For those of you from the AI world, this is the equivalent of the bitter lesson ...

szarnyasg · 2025-05-22T13:43:08 1747921388

AWS started offering local SSD storage up to 2 TB in 2012 (HI1 instance type) and in late 2013 this went up to 6.4 TB (I2 instance type). While these amounts don't cover all customers, plenty of data fits on these machines. But the software stack to analyze it efficiently was lacking, especially in the open-source space.

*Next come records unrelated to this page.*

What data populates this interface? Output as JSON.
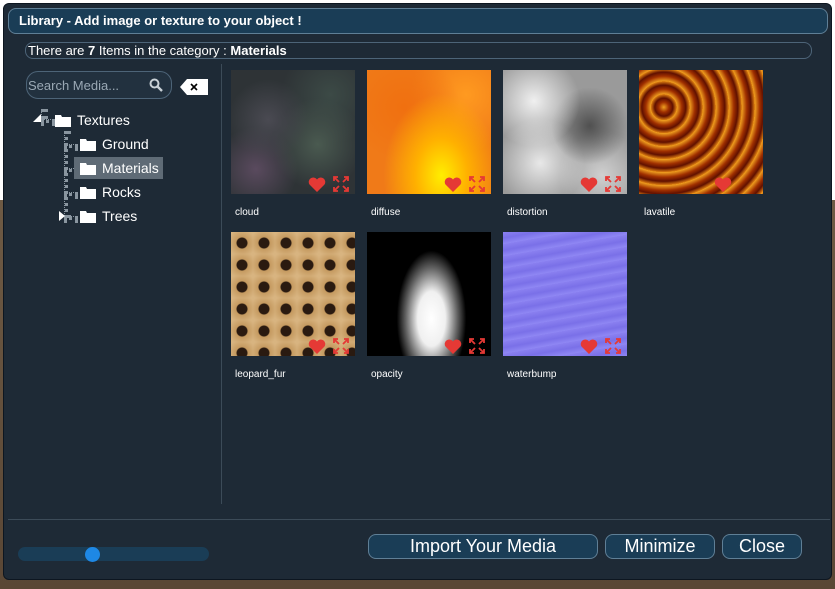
{
  "window": {
    "title": "Library - Add image or texture to your object !"
  },
  "info": {
    "prefix": "There are",
    "count": "7",
    "middle": "Items in the category :",
    "category": "Materials"
  },
  "search": {
    "placeholder": "Search Media..."
  },
  "tree": {
    "root": "Textures",
    "children": [
      "Ground",
      "Materials",
      "Rocks",
      "Trees"
    ],
    "selected": "Materials"
  },
  "media": [
    {
      "name": "cloud"
    },
    {
      "name": "diffuse"
    },
    {
      "name": "distortion"
    },
    {
      "name": "lavatile"
    },
    {
      "name": "leopard_fur"
    },
    {
      "name": "opacity"
    },
    {
      "name": "waterbump"
    }
  ],
  "footer": {
    "import_label": "Import Your Media",
    "minimize_label": "Minimize",
    "close_label": "Close",
    "zoom_level": 0.4
  },
  "colors": {
    "titlebar": "#1a3d56",
    "panel": "#1e2a36",
    "accent": "#1e88e5",
    "favorite": "#e53935",
    "selected": "#5f6b76"
  }
}
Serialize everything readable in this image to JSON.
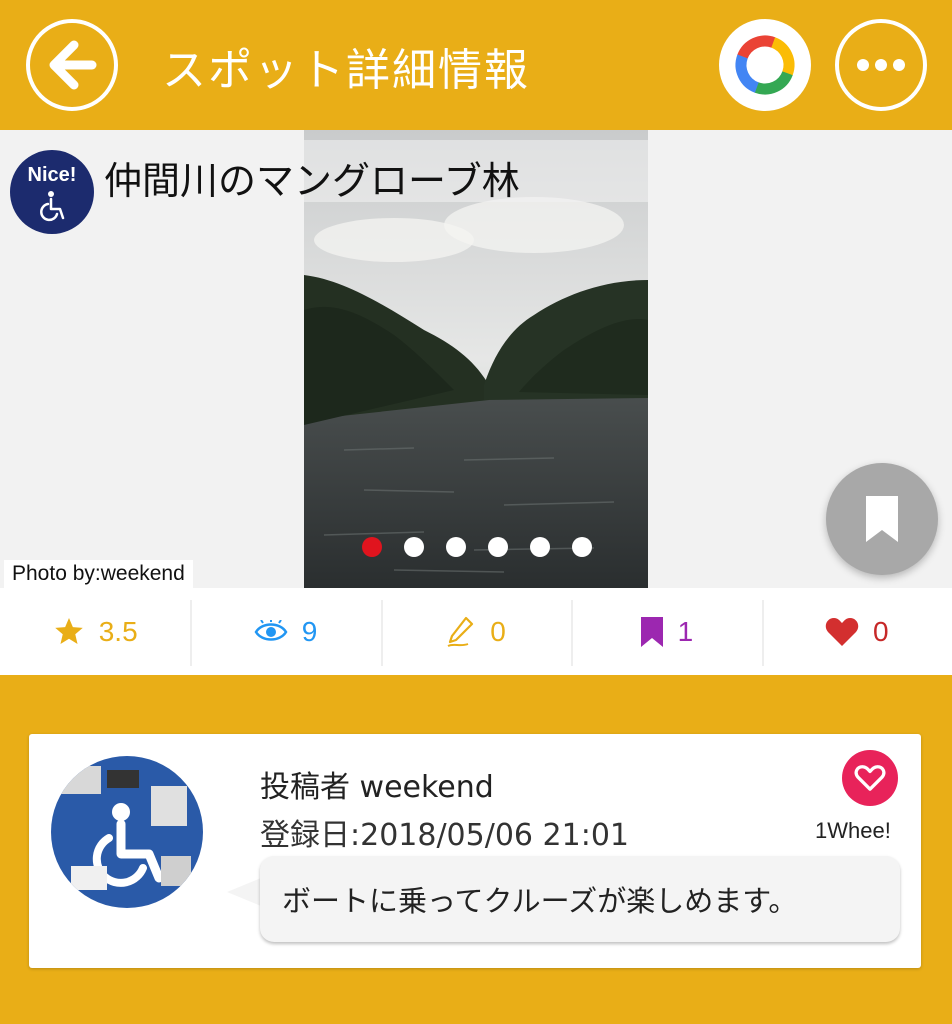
{
  "header": {
    "title": "スポット詳細情報",
    "accent_color": "#e9ae17",
    "back_icon": "arrow-left-icon",
    "google_icon": "google-ring-icon",
    "more_icon": "more-dots-icon"
  },
  "spot": {
    "badge_text": "Nice!",
    "badge_icon": "wheelchair-icon",
    "name": "仲間川のマングローブ林",
    "photo_credit": "Photo by:weekend",
    "carousel": {
      "total": 6,
      "active_index": 0,
      "active_color": "#e0141e"
    },
    "bookmark_icon": "bookmark-icon"
  },
  "stats": [
    {
      "icon": "star-icon",
      "value": "3.5",
      "color": "#e9ae17"
    },
    {
      "icon": "eye-icon",
      "value": "9",
      "color": "#2196f3"
    },
    {
      "icon": "pencil-icon",
      "value": "0",
      "color": "#e9ae17"
    },
    {
      "icon": "bookmark-icon",
      "value": "1",
      "color": "#9c27b0"
    },
    {
      "icon": "heart-icon",
      "value": "0",
      "color": "#c62828"
    }
  ],
  "post": {
    "poster_label": "投稿者 weekend",
    "registered": "登録日:2018/05/06 21:01",
    "whee_count": "1Whee!",
    "comment": "ボートに乗ってクルーズが楽しめます。",
    "avatar_icon": "wheelchair-sign-avatar"
  }
}
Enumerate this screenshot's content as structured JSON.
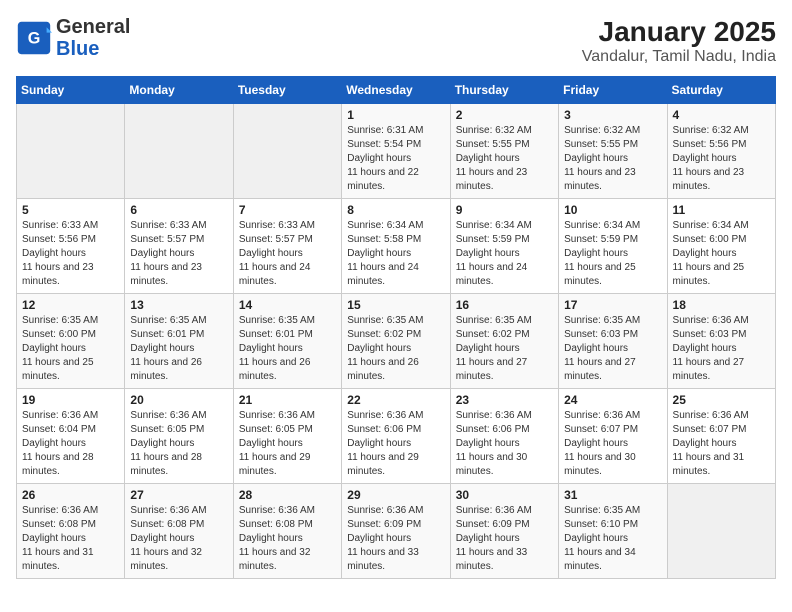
{
  "header": {
    "logo_general": "General",
    "logo_blue": "Blue",
    "title": "January 2025",
    "subtitle": "Vandalur, Tamil Nadu, India"
  },
  "calendar": {
    "days_of_week": [
      "Sunday",
      "Monday",
      "Tuesday",
      "Wednesday",
      "Thursday",
      "Friday",
      "Saturday"
    ],
    "weeks": [
      [
        {
          "day": "",
          "empty": true
        },
        {
          "day": "",
          "empty": true
        },
        {
          "day": "",
          "empty": true
        },
        {
          "day": "1",
          "sunrise": "6:31 AM",
          "sunset": "5:54 PM",
          "daylight": "11 hours and 22 minutes."
        },
        {
          "day": "2",
          "sunrise": "6:32 AM",
          "sunset": "5:55 PM",
          "daylight": "11 hours and 23 minutes."
        },
        {
          "day": "3",
          "sunrise": "6:32 AM",
          "sunset": "5:55 PM",
          "daylight": "11 hours and 23 minutes."
        },
        {
          "day": "4",
          "sunrise": "6:32 AM",
          "sunset": "5:56 PM",
          "daylight": "11 hours and 23 minutes."
        }
      ],
      [
        {
          "day": "5",
          "sunrise": "6:33 AM",
          "sunset": "5:56 PM",
          "daylight": "11 hours and 23 minutes."
        },
        {
          "day": "6",
          "sunrise": "6:33 AM",
          "sunset": "5:57 PM",
          "daylight": "11 hours and 23 minutes."
        },
        {
          "day": "7",
          "sunrise": "6:33 AM",
          "sunset": "5:57 PM",
          "daylight": "11 hours and 24 minutes."
        },
        {
          "day": "8",
          "sunrise": "6:34 AM",
          "sunset": "5:58 PM",
          "daylight": "11 hours and 24 minutes."
        },
        {
          "day": "9",
          "sunrise": "6:34 AM",
          "sunset": "5:59 PM",
          "daylight": "11 hours and 24 minutes."
        },
        {
          "day": "10",
          "sunrise": "6:34 AM",
          "sunset": "5:59 PM",
          "daylight": "11 hours and 25 minutes."
        },
        {
          "day": "11",
          "sunrise": "6:34 AM",
          "sunset": "6:00 PM",
          "daylight": "11 hours and 25 minutes."
        }
      ],
      [
        {
          "day": "12",
          "sunrise": "6:35 AM",
          "sunset": "6:00 PM",
          "daylight": "11 hours and 25 minutes."
        },
        {
          "day": "13",
          "sunrise": "6:35 AM",
          "sunset": "6:01 PM",
          "daylight": "11 hours and 26 minutes."
        },
        {
          "day": "14",
          "sunrise": "6:35 AM",
          "sunset": "6:01 PM",
          "daylight": "11 hours and 26 minutes."
        },
        {
          "day": "15",
          "sunrise": "6:35 AM",
          "sunset": "6:02 PM",
          "daylight": "11 hours and 26 minutes."
        },
        {
          "day": "16",
          "sunrise": "6:35 AM",
          "sunset": "6:02 PM",
          "daylight": "11 hours and 27 minutes."
        },
        {
          "day": "17",
          "sunrise": "6:35 AM",
          "sunset": "6:03 PM",
          "daylight": "11 hours and 27 minutes."
        },
        {
          "day": "18",
          "sunrise": "6:36 AM",
          "sunset": "6:03 PM",
          "daylight": "11 hours and 27 minutes."
        }
      ],
      [
        {
          "day": "19",
          "sunrise": "6:36 AM",
          "sunset": "6:04 PM",
          "daylight": "11 hours and 28 minutes."
        },
        {
          "day": "20",
          "sunrise": "6:36 AM",
          "sunset": "6:05 PM",
          "daylight": "11 hours and 28 minutes."
        },
        {
          "day": "21",
          "sunrise": "6:36 AM",
          "sunset": "6:05 PM",
          "daylight": "11 hours and 29 minutes."
        },
        {
          "day": "22",
          "sunrise": "6:36 AM",
          "sunset": "6:06 PM",
          "daylight": "11 hours and 29 minutes."
        },
        {
          "day": "23",
          "sunrise": "6:36 AM",
          "sunset": "6:06 PM",
          "daylight": "11 hours and 30 minutes."
        },
        {
          "day": "24",
          "sunrise": "6:36 AM",
          "sunset": "6:07 PM",
          "daylight": "11 hours and 30 minutes."
        },
        {
          "day": "25",
          "sunrise": "6:36 AM",
          "sunset": "6:07 PM",
          "daylight": "11 hours and 31 minutes."
        }
      ],
      [
        {
          "day": "26",
          "sunrise": "6:36 AM",
          "sunset": "6:08 PM",
          "daylight": "11 hours and 31 minutes."
        },
        {
          "day": "27",
          "sunrise": "6:36 AM",
          "sunset": "6:08 PM",
          "daylight": "11 hours and 32 minutes."
        },
        {
          "day": "28",
          "sunrise": "6:36 AM",
          "sunset": "6:08 PM",
          "daylight": "11 hours and 32 minutes."
        },
        {
          "day": "29",
          "sunrise": "6:36 AM",
          "sunset": "6:09 PM",
          "daylight": "11 hours and 33 minutes."
        },
        {
          "day": "30",
          "sunrise": "6:36 AM",
          "sunset": "6:09 PM",
          "daylight": "11 hours and 33 minutes."
        },
        {
          "day": "31",
          "sunrise": "6:35 AM",
          "sunset": "6:10 PM",
          "daylight": "11 hours and 34 minutes."
        },
        {
          "day": "",
          "empty": true
        }
      ]
    ]
  }
}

mehulashah · 2025-05-22T18:49:23 1747939763

AWS also had customers that had petabytes of data in Redshift for analysis. The conversation is missing a key point: DuckDB is optimizing for a different class of use cases. They’re optimizing for data science and not traditional data warehousing use cases. It’s masquerading as size. Even for small sizes, there are other considerations: access control, concurrency control, reliability, availability, and so on. The requirements are different for those different use cases. Data science tends to be single user, local, and lower availability requirements than warehouses that serve production pipelines, data sharing, and so on. I also think that DuckDB can be used for those, but not optimized for those.

Data size is a red herring in the conversation.

nojito · 2025-05-22T23:13:00 1747955580

>Data size is a red herring in the conversation.

Not really. A Redshift paper just shared that.

>..here is a small number of tables in Redshift with trillions of rows, while the majority is much more reasonably sized with only millions of rows. In fact, most tables have less than a million rows and the vast majority (98 %) has less than a billion rows.

The argument can be made that 98% of people using redshift can potentially get by with DuckDB.

https://assets.amazon.science/24/3b/04b31ef64c83acf98fe3fdca...